Une légende qui retourne l’argument marketing du film

La légende du post Instagram du WWF retourne l’expression virale du film contre elle-même : « As Nolan intended, but not what we intended for the world ». Le texte enchaîne sur l’idée que les signaux d’alerte climatique sonnent partout, qu’on choisisse de les voir ou non, mais qu’il n’est pas trop tard pour changer de trajectoire. En 24h, la publication du WWF a déjà dépassé les 132 000 likes.

En recyclant un code culturel déjà installé plutôt qu’en en inventant un nouveau, le WWF s’assure une compréhension immédiate de sa métaphore, un dispositif créatif qui transforme un simple format de meme en outil de communication engagée.

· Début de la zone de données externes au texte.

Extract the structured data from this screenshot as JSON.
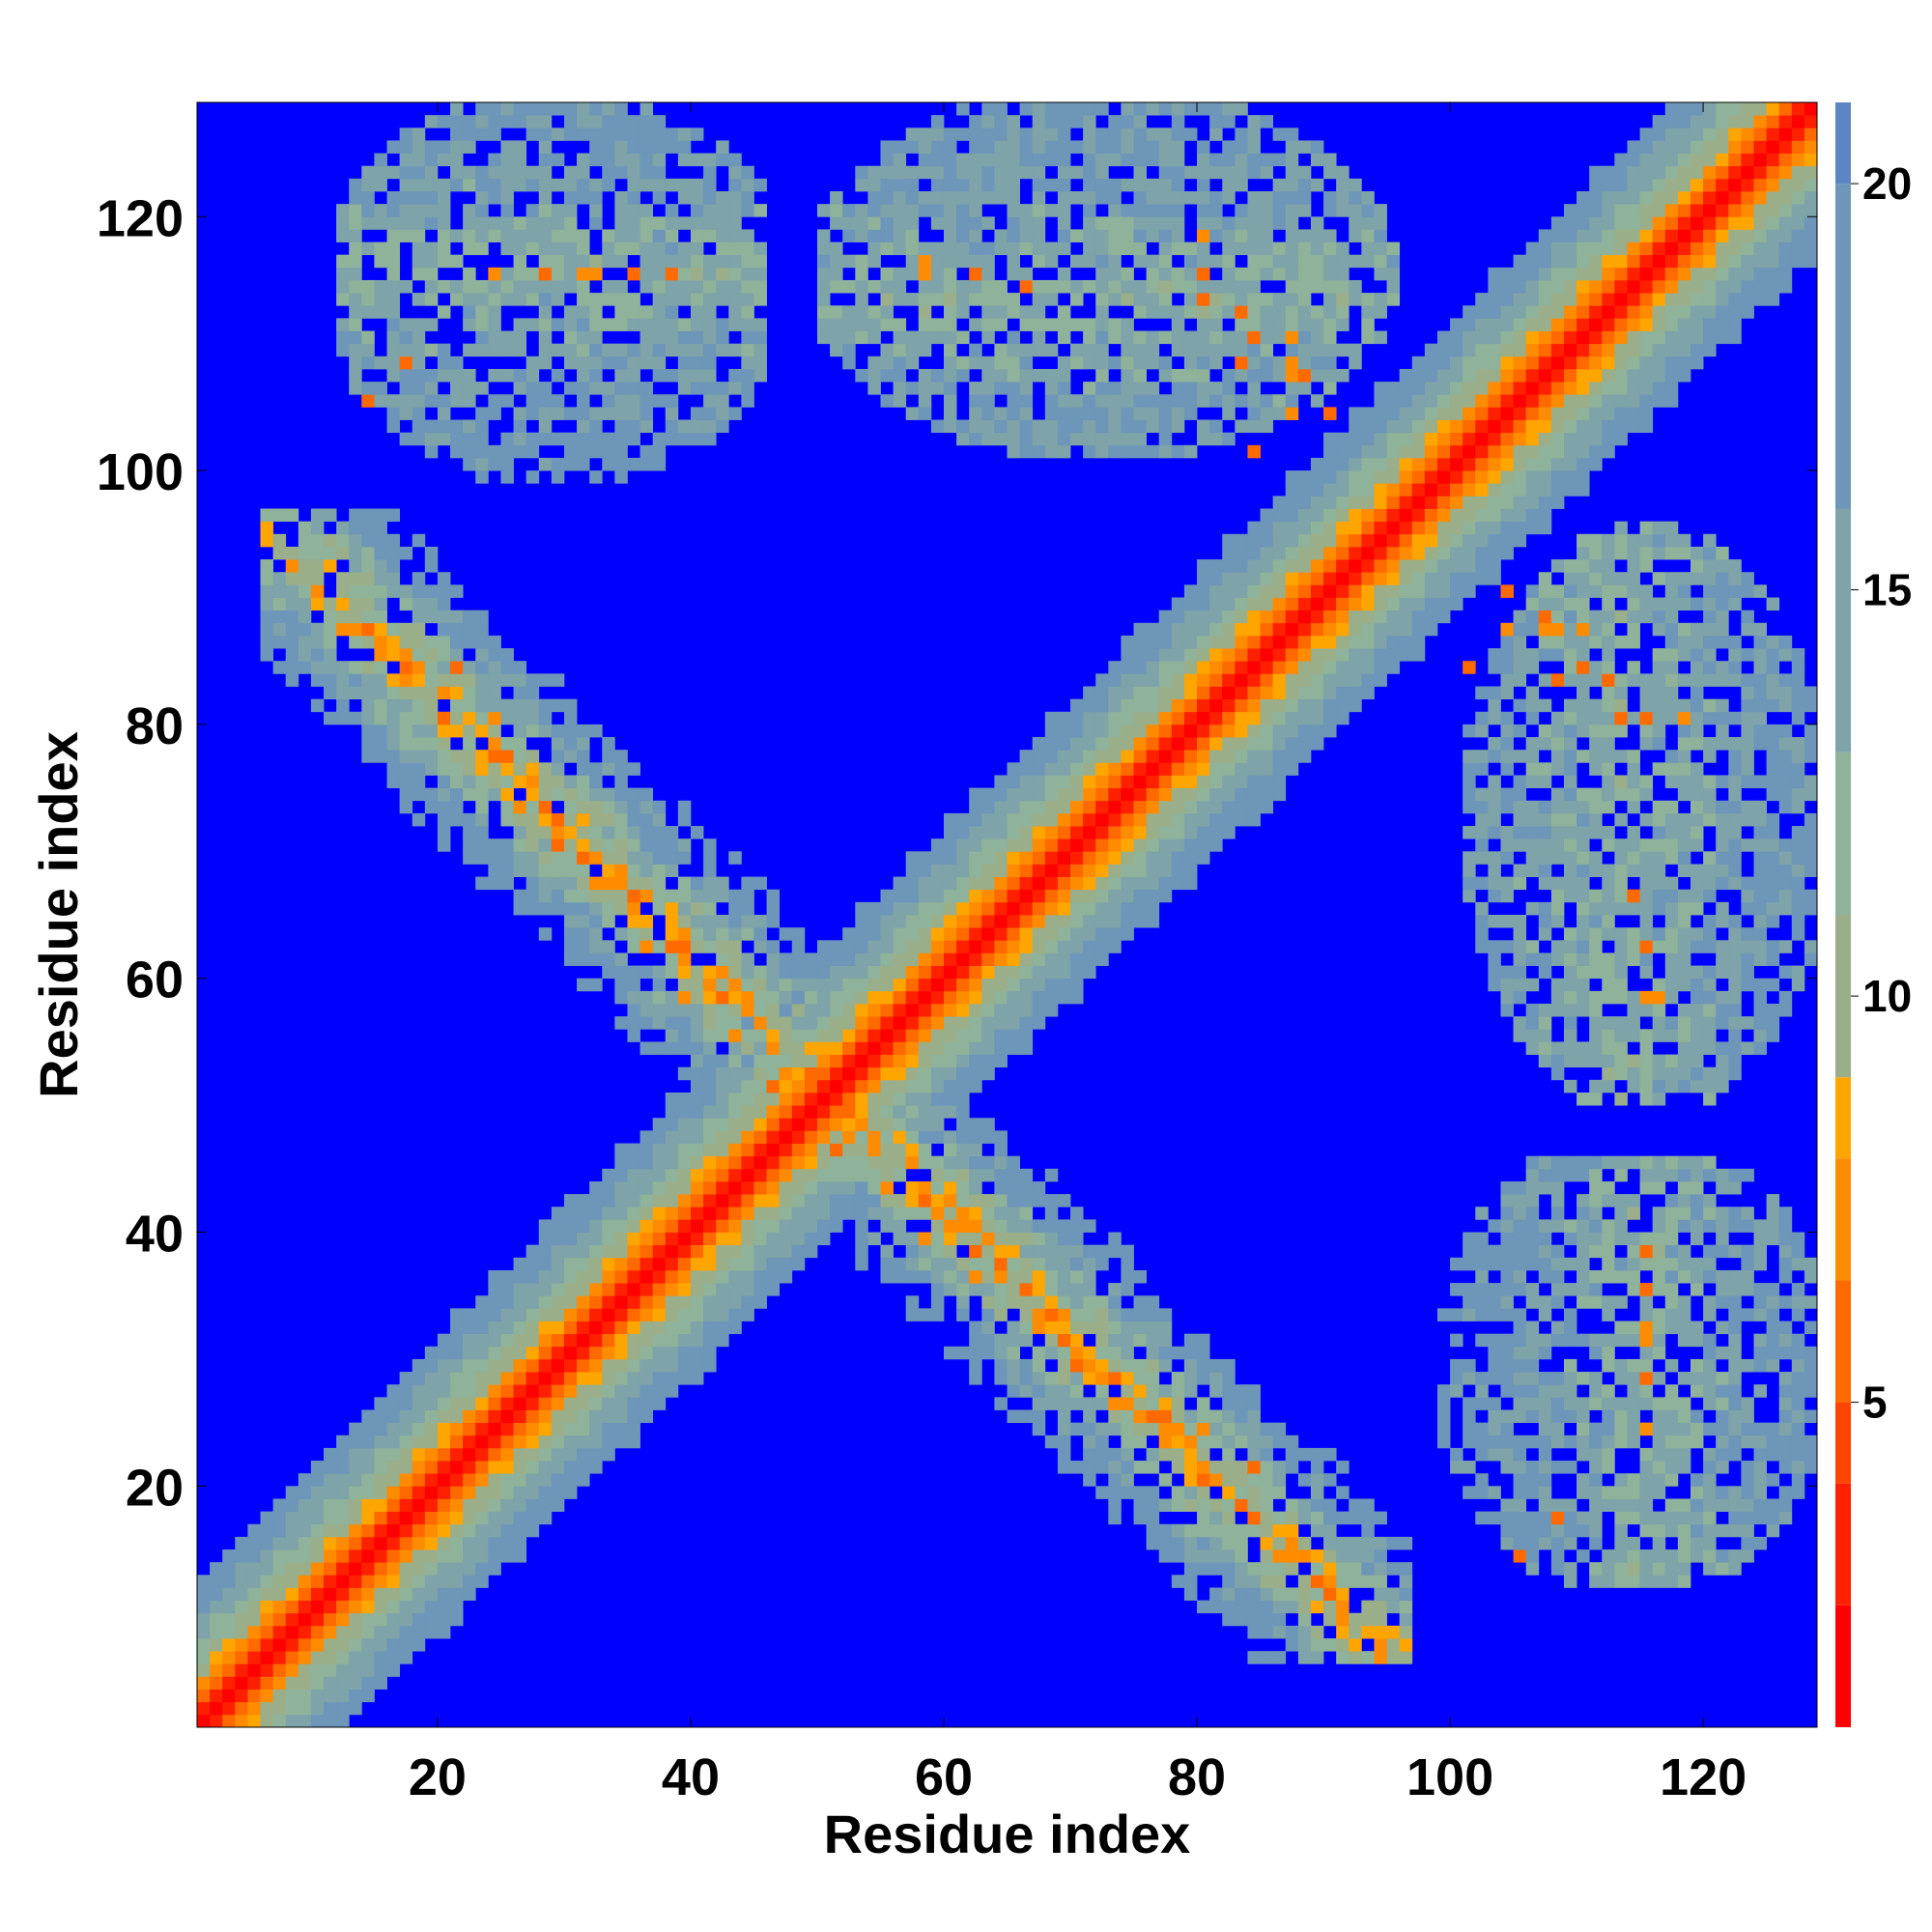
{
  "chart_data": {
    "type": "heatmap",
    "title": "",
    "xlabel": "Residue index",
    "ylabel": "Residue index",
    "xlim": [
      1,
      129
    ],
    "ylim": [
      1,
      129
    ],
    "x_ticks": [
      20,
      40,
      60,
      80,
      100,
      120
    ],
    "y_ticks": [
      20,
      40,
      60,
      80,
      100,
      120
    ],
    "colorbar": {
      "range": [
        1,
        21
      ],
      "ticks": [
        5,
        10,
        15,
        20
      ],
      "colors": [
        "#ff0000",
        "#ff2000",
        "#ff4400",
        "#ff6a00",
        "#ff8c00",
        "#ffa500",
        "#9aae8a",
        "#8fb29a",
        "#7ea3a9",
        "#6d96b8",
        "#5b86c4",
        "#0000ff"
      ],
      "bounds": [
        1,
        2.5,
        4,
        5,
        6.5,
        8,
        9,
        11,
        13,
        16,
        20,
        21
      ]
    },
    "n_residues": 128,
    "description_bands": {
      "diagonal": "distance grows with |i-j|; 0-4 red, 4-8 orange, 8-12 green-grey, 12-20 blue-grey, >20 blue",
      "antiparallel_hairpin": "residues ~14-50 contact ~52-88 along i+j≈101",
      "strand_pairing": "residues ~100-126 contact ~10-45 (blocks at top-left / bottom-right)",
      "far_block": "residues ~60-95 contact ~100-128 (blocks at top-middle / right-middle)"
    },
    "contact_sets": {
      "hairpin_core": [
        [
          14,
          87
        ],
        [
          17,
          84
        ],
        [
          20,
          80
        ],
        [
          21,
          84
        ],
        [
          24,
          80
        ],
        [
          25,
          77
        ],
        [
          26,
          73
        ],
        [
          28,
          73
        ],
        [
          29,
          70
        ],
        [
          31,
          69
        ],
        [
          32,
          67
        ],
        [
          35,
          66
        ],
        [
          36,
          62
        ],
        [
          38,
          62
        ],
        [
          39,
          58
        ],
        [
          42,
          58
        ],
        [
          43,
          55
        ],
        [
          46,
          51
        ],
        [
          47,
          52
        ],
        [
          49,
          50
        ]
      ],
      "upper_left_core": [
        [
          14,
          105
        ],
        [
          17,
          108
        ],
        [
          24,
          115
        ],
        [
          28,
          115
        ],
        [
          32,
          115
        ],
        [
          35,
          115
        ],
        [
          38,
          115
        ]
      ],
      "right_core": [
        [
          104,
          87
        ],
        [
          107,
          87
        ],
        [
          108,
          87
        ],
        [
          110,
          87
        ],
        [
          112,
          83
        ],
        [
          113,
          80
        ],
        [
          115,
          80
        ],
        [
          118,
          80
        ],
        [
          115,
          62
        ],
        [
          115,
          58
        ]
      ],
      "bottom_right_core": [
        [
          105,
          14
        ],
        [
          108,
          17
        ],
        [
          115,
          38
        ],
        [
          115,
          35
        ],
        [
          115,
          31
        ],
        [
          115,
          28
        ],
        [
          115,
          24
        ]
      ],
      "top_middle_core": [
        [
          58,
          116
        ],
        [
          62,
          115
        ],
        [
          66,
          114
        ],
        [
          80,
          115
        ],
        [
          80,
          113
        ],
        [
          83,
          108
        ],
        [
          84,
          110
        ],
        [
          88,
          107
        ],
        [
          90,
          104
        ],
        [
          84,
          101
        ]
      ]
    }
  }
}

Le WWF ne s’arrête pas à ce détournement cinéma. Dans un tout autre registre, l’ONG a orchestré un dispositif qui remplace les vidéos de démo des téléviseurs en magasin par des images réelles d’incendies, imaginé avec l’agence NOSSA. Même obsession du hors champ qui bascule dans le réel, mais cette fois directement dans un rayon électroménager.